Courtesy: William Jones, via Flickr Commons
It may not be the sort of main course you'd serve up to fellow guests on Come Dine With Me and perhaps does not fully repay all the effort the customary preparations require.
But mindful of the mighty pass out that Mme Salut had granted for cup final weekend, about which commiseration are unnecessary since I enjoyed the occasion, I spent part of Thursday and chunks of Friday on my first attempt at pulled pork.
Ignorance is nothing to be proud of but I had honestly not heard of pulled pork until a few months ago, appropriately from fellow subscribers to an e-mail loop of Sunderland supporters scattered around the world.
Many thought the dish had North-eastern origins. There may well be varieties there - I recall none from my youth - but it seems to have more association with the USA, recipes and methods modified from state to state.
So I bought my £10 worth of shoulder of pork, opting for the simplicity of the butcher's counter in Morrisons.

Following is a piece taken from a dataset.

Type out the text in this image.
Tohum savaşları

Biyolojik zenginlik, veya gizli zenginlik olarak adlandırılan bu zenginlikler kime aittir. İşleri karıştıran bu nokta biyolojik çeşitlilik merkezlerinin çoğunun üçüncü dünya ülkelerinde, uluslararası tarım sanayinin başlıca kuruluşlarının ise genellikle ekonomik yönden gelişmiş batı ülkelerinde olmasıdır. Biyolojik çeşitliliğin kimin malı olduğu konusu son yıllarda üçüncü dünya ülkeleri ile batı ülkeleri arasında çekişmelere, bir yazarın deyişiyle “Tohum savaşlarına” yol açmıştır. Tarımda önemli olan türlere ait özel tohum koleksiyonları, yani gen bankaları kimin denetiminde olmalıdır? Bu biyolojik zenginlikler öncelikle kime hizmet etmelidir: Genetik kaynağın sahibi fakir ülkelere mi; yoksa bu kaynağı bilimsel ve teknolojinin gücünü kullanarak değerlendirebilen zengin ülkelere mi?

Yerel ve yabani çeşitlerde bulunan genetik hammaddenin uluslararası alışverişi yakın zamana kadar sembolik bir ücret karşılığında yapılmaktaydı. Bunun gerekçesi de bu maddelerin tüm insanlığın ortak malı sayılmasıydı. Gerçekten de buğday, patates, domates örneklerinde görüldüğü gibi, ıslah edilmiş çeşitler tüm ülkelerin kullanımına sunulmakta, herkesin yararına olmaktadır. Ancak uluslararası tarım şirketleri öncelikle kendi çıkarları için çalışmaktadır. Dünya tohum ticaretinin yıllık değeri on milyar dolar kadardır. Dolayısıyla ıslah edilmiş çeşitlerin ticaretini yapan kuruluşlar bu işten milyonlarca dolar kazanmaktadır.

I did a mix and match exercise with the various tips on ingredients, sauce and cooking technique offered by contributors to the e-mail discussion.
Every recipe involved something sweet, from apple and orange to dollops of sugar. Unfortunately, I simply do not like the combination of sweet and savoury so restricted myself to a side serving of apple sauce.
I rubbed garlic, ginger, salt, pepper and mixed herbs into the skin and wrapped the joint in foil to linger overnight in the fridge. For the sauce, I used sherry and nut vinegar, white wine, hot pepper sauce, shallots and more seasoning, keeping the mix sealed and shaking from time to time.
For the slow cook, I chose an American suggestion to roast for an hour at 200 degrees before reducing to 125 for the next five-and-a-half hours, finishing off with a further hour or so at 200.
The meat was drier that I'd expected so I added the sauce mix for the final hour, occasionally pouring a little water to keep it moist.
The meat was easy to pull and tear and look reasonably presentable once shredded in the recommended fashion, using only forks. I served it with French beans and potatoes roasted in goose fat.
The result? Liked by all who tasted it, including five-year-old Maya, but hardly memorable. In fact, I wondered if the compliments owed more to la politesse than genuine appreciation. A five or six out of 10 on Come Dine with Me, methinks.
I am sure my next attempt will be an improvement, less sure that any likely improvement would justify the time spent in preparation.
Where, then, experts among the Salut! readership, did I go wrong?